- Directed by: Albert S. Rogell
- Written by: Charles Grayson Leonard Spigelgass Peter Milne
- Based on: One of the Boston Bullertons by Walton Green
- Produced by: Burt Kelly
- Starring: Nancy Kelly Hugh Herbert Roland Young Robert Cummings Montagu Love
- Cinematography: Milton R. Krasner
- Edited by: Philip Cahn
- Music by: Hans J. Salter
- Production company: Universal Pictures
- Distributed by: Universal Pictures
- Release date: July 5, 1940;
- Running time: 74 minutes
- Country: United States
- Language: English

= Private Affairs (1940 film) =

1940 film

Private Affairs is a 1940 comedy film starring Nancy Kelly, with a supporting cast including Hugh Herbert, Roland Young, and Robert Cummings. The film was directed by Albert S. Rogell.

==Plot==

Amos Bullerton from Boston is the first in a long line of patrician aristocrats to marry a commoner, which makes his father, Noble, furious and prompts him to remove Amos from his will. Amos takes up residence in New York and starts working as a stock broker.

After fifteen years in New York without any contact with his family, Amos is visited by his young daughter Jane. She is coming to New York to get his approval of dumping her current aristocratic fiancé Herbert Stanley. Instead she is determined to marry Jimmy Nolan, a law clerk working for her grandfather Noble. Amos runs out of luck and has to partner up with a taxi driver when he is too much in debt and cannot pay his fare. He "hires" the driver, Angus McPherson to get rid of the debt. He is hired by a dubious stock broker named George Gilkin, who wants to use Amos' last name for a profit. Amos is tricked use his last name to draw new clients to his business. Amos is left in charge of the firm's new Boston branch, and has to return home after years of exile.

Soon enough he finds that the Bullerton name isn't quite as helpful as he had imagined. Jimmy comes up with the idea to throw a big welcome-home party to give the illusion of Noble's support for hs long lost son. Jimmy plans to drive Noble to the party without the old man knowing where he is headed. When Noble shows up at the party the stock indeed rises, but Gilkin is anxious to drive the price of the stock down again, eager to make a profit if his own.
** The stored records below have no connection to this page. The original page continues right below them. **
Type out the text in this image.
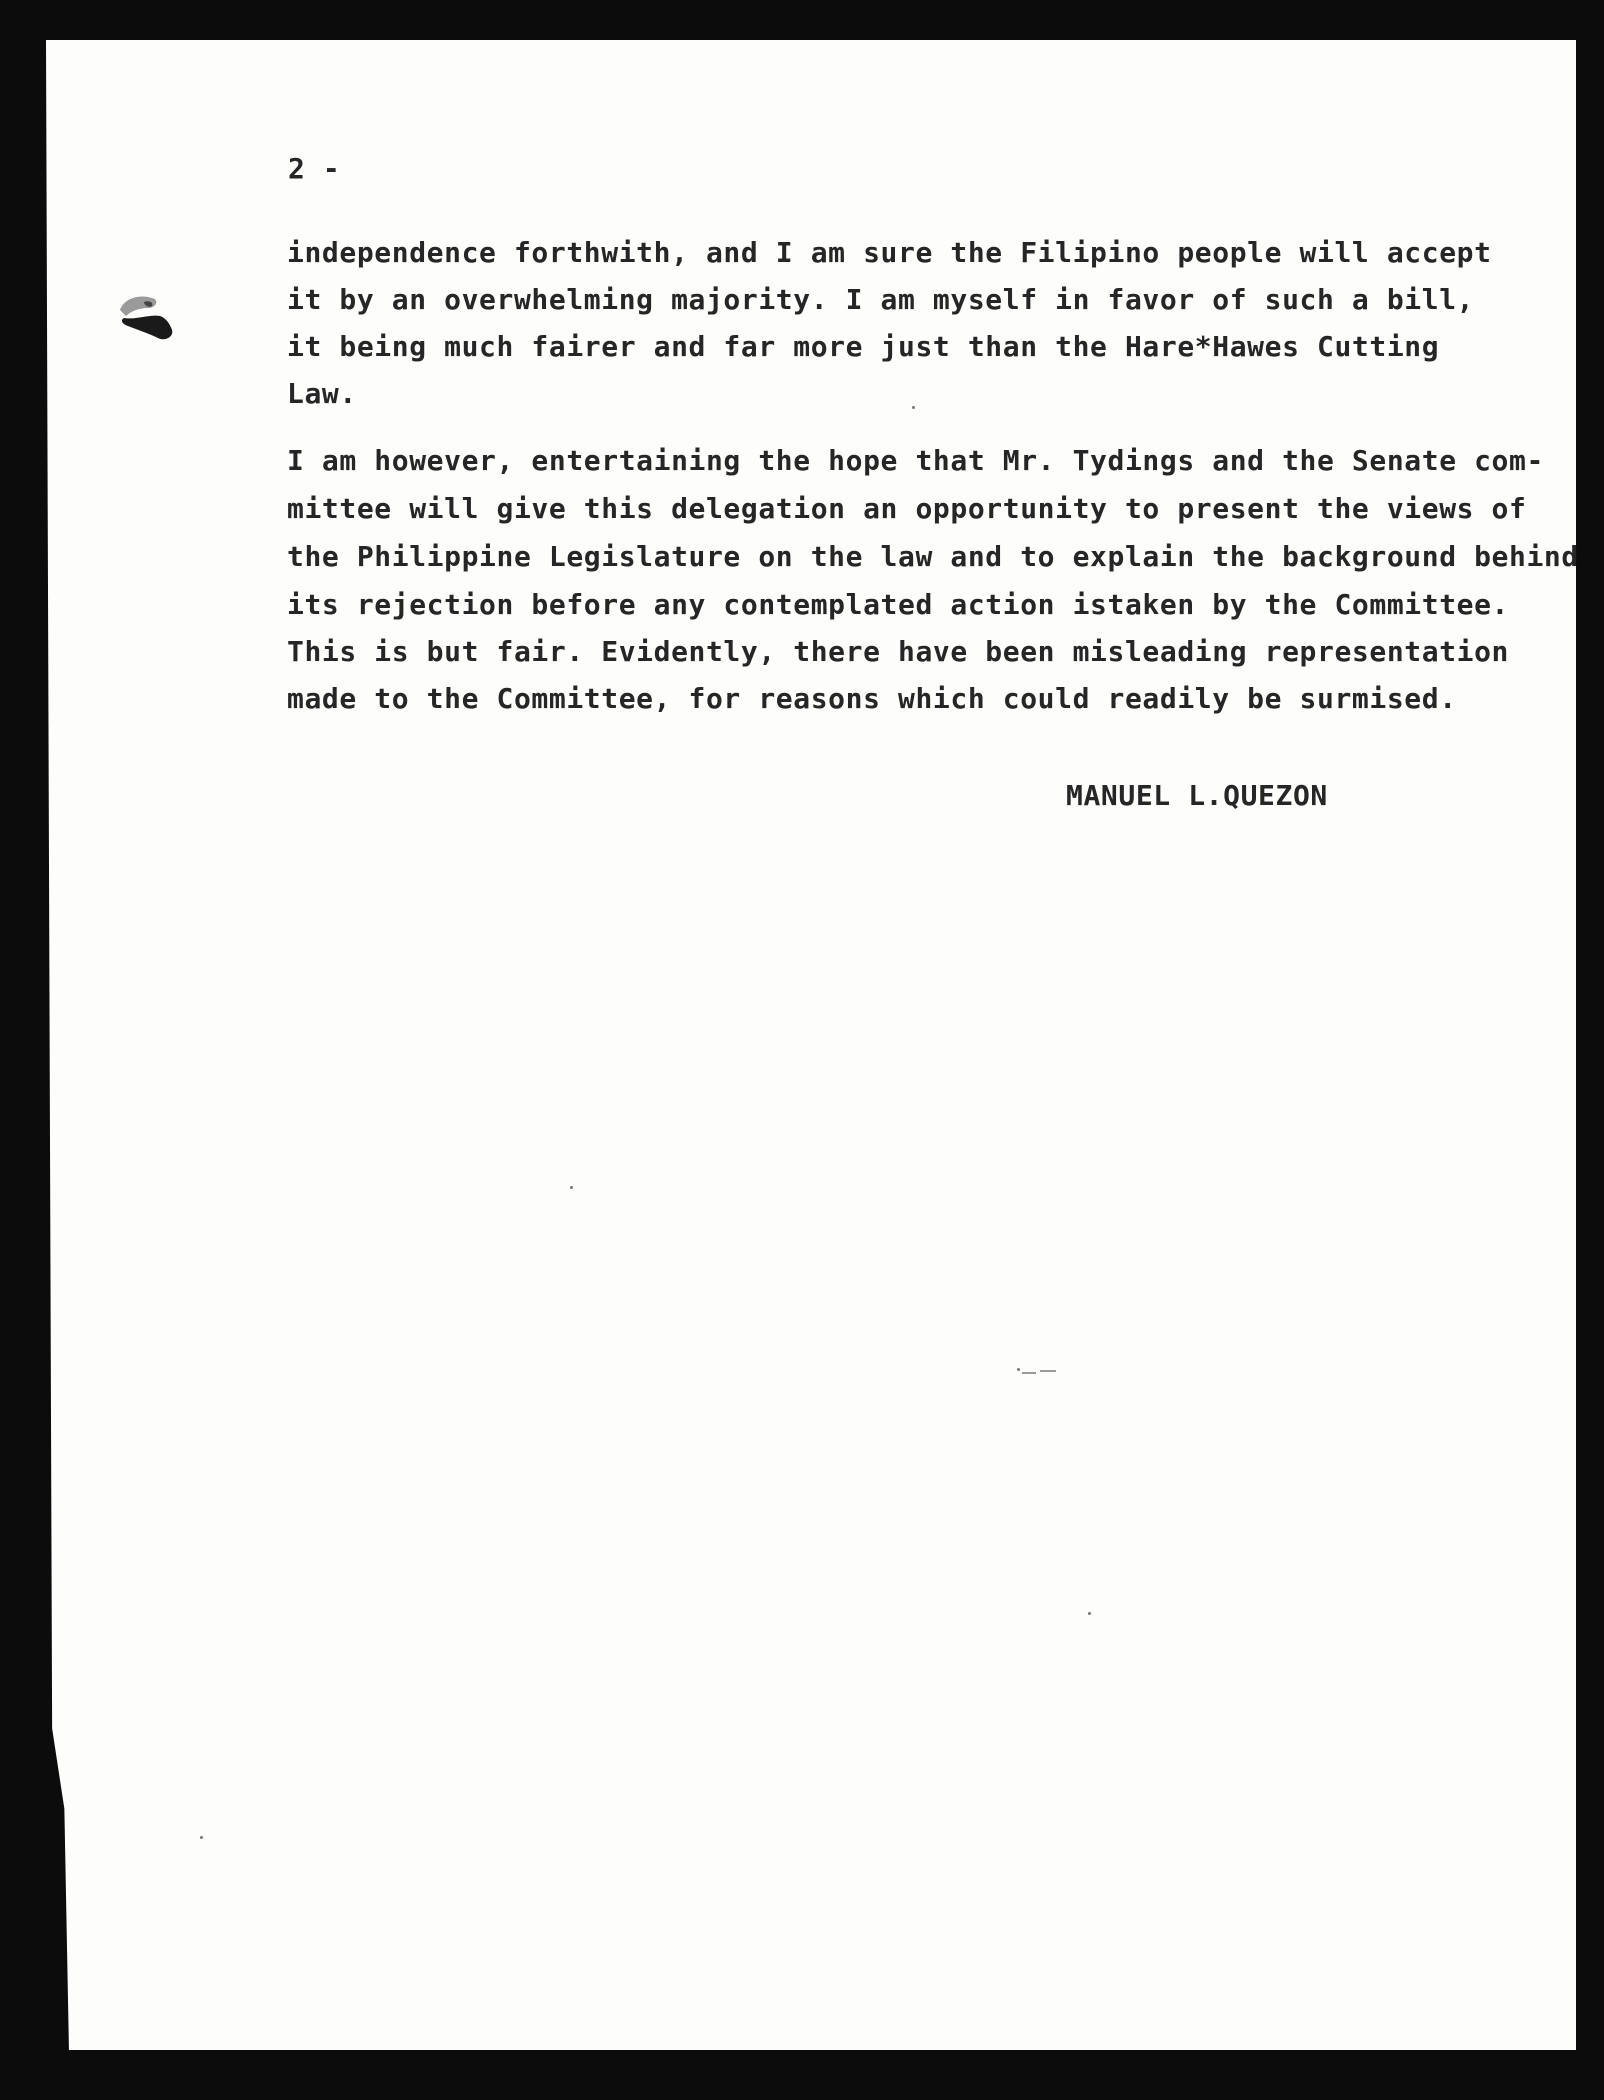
2 -
independence forthwith, and I am sure the Filipino people will accept
it by an overwhelming majority. I am myself in favor of such a bill,
it being much fairer and far more just than the Hare*Hawes Cutting
Law.
I am however, entertaining the hope that Mr. Tydings and the Senate com-
mittee will give this delegation an opportunity to present the views of
the Philippine Legislature on the law and to explain the background behind
its rejection before any contemplated action istaken by the Committee.
This is but fair. Evidently, there have been misleading representation
made to the Committee, for reasons which could readily be surmised.
MANUEL L.QUEZON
When Amos and Angus find out about Gilkin's plans, they pursue him on hus way back to New York, to stop him from spreading ill-fated rumors about the Bullertons at the stock market.

After passing numerous obstacles, Amos manages to prevent Gilkin's return to New York and locks him up in a small town somewhere in New England where he can't do any harm. Jane finally marries her beloved Jimmy and Amos reconciles with his father.

==Cast==
- Nancy Kelly as Jane Bullerton
- Hugh Herbert as Angus McPherson
- Roland Young as	Amos Bullerton
- Robert Cummings as Jimmy Nolan
- Montagu Love as Noble Bullerton
- Jonathan Hale as George Gilkins
- Florence Shirley as Mrs. Gilkins
- G. P. Huntley Jr. as Herbert Stanley
- Dick Purcell as Dick Cartwright
- Leonard Carey as Casper
- Mary Forbes as Mrs. Stanley
- Douglas Wood as Mr. Stanley
- Granville Bates as Judge Hamilton

==Production==
It was known as One of the Boston Bullertons, the title of the magazine story on which it was based. Universal announced the film in March 1940. Filming took place in April 1940.

It was retitled Private Affairs in May.